Kuznetsov, who typically would slot in on the second pairing centering Jakub Vrana and T.J Oshie, instead will start as the third-line center, according to Capitals Coach Todd Reirden. Kuznetsov will skate alongside Carl Hagelin and Richard Panik, leaving center Lars Eller on the second line, where the Capitals have liked his chemistry with Vrana and Oshie. Through the first three games, the Eller line has combined for four goals and five assists, with Vrana and Oshie tallying two goals each.
Besides a change in centers, the fourth line will also get a shake-up. Chandler Stephenson will be the fourth-line center against Dallas, over Nic Dowd. Stephenson, who looked to be the odd man out with Kuznetsov’s return, will get his shot once again Tuesday night. Reirden pointed to Stephenson’s ability to create more offense and his faceoff numbers as why Stephenson got the nod over Dowd. Stephenson has taken 43 faceoffs through three games, winning 55.8 percent of them (24 of 43). Dowd has won 43.5 percent of his faceoffs (10 of 23).
“His body of work from training camp up through the first few games has earned him that position for tonight’s game," Reirden said.
On the blue line, defenseman Michal Kempny (hamstring) remains unavailable. Defenseman Jonas Siegenthaler will remain on the top pairing with John Carlson. With Dmitry Orlov and Nick Jensen as the second pairing, Tyler Lewington will slot into the third pairing, with Radko Gudas shifting over to play on the left side.
Sunday, the team sent down defenseman Martin Fehervary to the team’s American Hockey League affiliate in Hershey, Pa. as one of three cap-related moves to create room for Kuznetsov. Reirden said the team was happy with Fehervary’s three games, but Fehervary has a $805,833 cap hit, more than either Siegenthaler ($714,166) or Lewington ($675,000).
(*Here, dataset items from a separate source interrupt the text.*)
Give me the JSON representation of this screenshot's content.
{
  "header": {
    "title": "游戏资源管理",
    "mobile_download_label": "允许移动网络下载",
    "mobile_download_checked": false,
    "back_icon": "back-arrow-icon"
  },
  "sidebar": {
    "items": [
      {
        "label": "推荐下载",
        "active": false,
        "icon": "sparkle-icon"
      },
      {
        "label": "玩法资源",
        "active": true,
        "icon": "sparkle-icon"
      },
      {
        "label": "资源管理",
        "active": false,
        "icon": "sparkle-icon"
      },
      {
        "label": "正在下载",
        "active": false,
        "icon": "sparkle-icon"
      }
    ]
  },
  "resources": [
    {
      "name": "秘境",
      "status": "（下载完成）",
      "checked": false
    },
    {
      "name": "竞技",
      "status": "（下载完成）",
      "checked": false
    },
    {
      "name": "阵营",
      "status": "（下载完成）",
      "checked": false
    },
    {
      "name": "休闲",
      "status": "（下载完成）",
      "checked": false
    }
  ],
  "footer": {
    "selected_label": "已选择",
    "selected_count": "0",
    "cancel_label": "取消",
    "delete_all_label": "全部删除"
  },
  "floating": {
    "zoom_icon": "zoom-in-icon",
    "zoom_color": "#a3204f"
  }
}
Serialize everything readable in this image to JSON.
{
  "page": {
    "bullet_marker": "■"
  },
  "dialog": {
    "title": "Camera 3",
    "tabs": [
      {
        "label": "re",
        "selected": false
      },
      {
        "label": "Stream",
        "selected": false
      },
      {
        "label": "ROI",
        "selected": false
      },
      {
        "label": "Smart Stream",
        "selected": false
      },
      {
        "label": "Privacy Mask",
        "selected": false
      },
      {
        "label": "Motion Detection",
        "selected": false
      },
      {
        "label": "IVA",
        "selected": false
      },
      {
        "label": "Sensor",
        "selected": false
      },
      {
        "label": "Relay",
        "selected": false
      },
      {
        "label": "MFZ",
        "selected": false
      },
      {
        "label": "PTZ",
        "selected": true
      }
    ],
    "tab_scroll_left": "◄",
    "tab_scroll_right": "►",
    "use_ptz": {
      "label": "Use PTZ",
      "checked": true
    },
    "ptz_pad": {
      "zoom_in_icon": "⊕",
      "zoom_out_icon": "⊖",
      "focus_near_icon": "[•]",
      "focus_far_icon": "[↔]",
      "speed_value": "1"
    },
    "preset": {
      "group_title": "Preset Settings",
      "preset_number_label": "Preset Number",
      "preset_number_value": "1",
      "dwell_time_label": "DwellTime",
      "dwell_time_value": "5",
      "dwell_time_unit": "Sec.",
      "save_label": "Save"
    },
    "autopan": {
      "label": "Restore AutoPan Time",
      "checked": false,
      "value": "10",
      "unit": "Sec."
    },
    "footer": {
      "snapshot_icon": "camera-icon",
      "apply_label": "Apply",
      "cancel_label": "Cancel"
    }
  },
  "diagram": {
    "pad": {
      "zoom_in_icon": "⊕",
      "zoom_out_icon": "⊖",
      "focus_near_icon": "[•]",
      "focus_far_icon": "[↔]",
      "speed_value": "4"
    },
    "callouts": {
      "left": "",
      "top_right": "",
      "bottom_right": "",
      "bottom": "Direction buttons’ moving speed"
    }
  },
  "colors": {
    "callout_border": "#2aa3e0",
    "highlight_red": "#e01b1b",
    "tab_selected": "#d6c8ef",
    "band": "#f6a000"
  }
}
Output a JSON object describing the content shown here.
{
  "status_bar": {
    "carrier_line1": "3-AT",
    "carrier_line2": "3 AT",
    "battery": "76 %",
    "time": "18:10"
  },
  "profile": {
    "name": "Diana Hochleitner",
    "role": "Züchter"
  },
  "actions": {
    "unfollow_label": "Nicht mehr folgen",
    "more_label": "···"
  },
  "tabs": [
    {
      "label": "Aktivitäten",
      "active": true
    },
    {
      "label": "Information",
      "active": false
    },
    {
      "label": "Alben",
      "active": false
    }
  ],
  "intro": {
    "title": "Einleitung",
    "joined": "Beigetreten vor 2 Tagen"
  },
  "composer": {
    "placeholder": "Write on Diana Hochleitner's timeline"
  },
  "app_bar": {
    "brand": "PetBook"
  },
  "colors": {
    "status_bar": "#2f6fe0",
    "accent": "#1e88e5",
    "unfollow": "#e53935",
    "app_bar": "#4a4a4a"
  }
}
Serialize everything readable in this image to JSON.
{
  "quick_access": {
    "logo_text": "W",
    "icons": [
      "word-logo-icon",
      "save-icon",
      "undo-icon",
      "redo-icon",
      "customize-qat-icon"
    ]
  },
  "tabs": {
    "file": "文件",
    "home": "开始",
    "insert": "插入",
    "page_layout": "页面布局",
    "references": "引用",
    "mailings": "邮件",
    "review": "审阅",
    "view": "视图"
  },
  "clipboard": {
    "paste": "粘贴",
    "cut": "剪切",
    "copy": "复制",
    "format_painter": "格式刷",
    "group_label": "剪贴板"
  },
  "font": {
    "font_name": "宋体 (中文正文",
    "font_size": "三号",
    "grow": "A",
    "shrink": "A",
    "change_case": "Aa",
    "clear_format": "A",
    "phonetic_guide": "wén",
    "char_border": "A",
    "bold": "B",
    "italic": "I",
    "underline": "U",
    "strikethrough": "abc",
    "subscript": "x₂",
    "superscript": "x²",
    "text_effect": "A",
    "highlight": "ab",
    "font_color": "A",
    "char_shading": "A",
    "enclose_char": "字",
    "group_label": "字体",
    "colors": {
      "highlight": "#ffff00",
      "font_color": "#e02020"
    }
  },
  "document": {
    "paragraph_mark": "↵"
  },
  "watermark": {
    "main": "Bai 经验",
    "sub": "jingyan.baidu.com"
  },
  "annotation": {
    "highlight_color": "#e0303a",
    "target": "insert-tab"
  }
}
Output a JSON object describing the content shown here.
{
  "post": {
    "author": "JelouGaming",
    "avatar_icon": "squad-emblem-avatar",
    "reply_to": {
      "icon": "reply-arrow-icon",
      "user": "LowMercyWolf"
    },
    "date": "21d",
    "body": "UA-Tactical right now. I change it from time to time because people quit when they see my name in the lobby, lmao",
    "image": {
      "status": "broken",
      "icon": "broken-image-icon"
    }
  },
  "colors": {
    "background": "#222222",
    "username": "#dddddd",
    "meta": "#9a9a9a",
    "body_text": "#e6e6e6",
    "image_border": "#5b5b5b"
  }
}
Reirden did not have any further updates to Kempny’s status, though the defenseman did participate in his most intense practice thus far Monday. While Kempny’s availability is still up in the air, the return of Kuznetsov only will bolster a group that earned five out of six points through three games.
“I think they can play without me, and they know my job is to not make worse you know?" Kuznetsov said. “Just whatever the coach tell me to do I just have to execute and have to play the game and whatever his plan is for me I just have to do it.”
The Capitals were disappointed with Kuznetsov’s 72 points in 76 games last season, a sentiment he echoed himself Monday, calling it a “terrible year" for him. Reirden said he hopes to see Kuznetsov back at the “Stanley Cup level” he played at two seasons ago.
“Obviously it’s not going to be perfect here coming off a layoff, but with how he plays, the role model that he is, his best response is how he plays on the ice,” Reirden said.
“Obviously he is an elite player and he’s been through some difficult times and it will be exciting for him to get back out there," Reirden said. “I’m happy for him to get back to the life that he knows and loves and take advantage of this opportunity to get back to the things he does best, which is hockey.”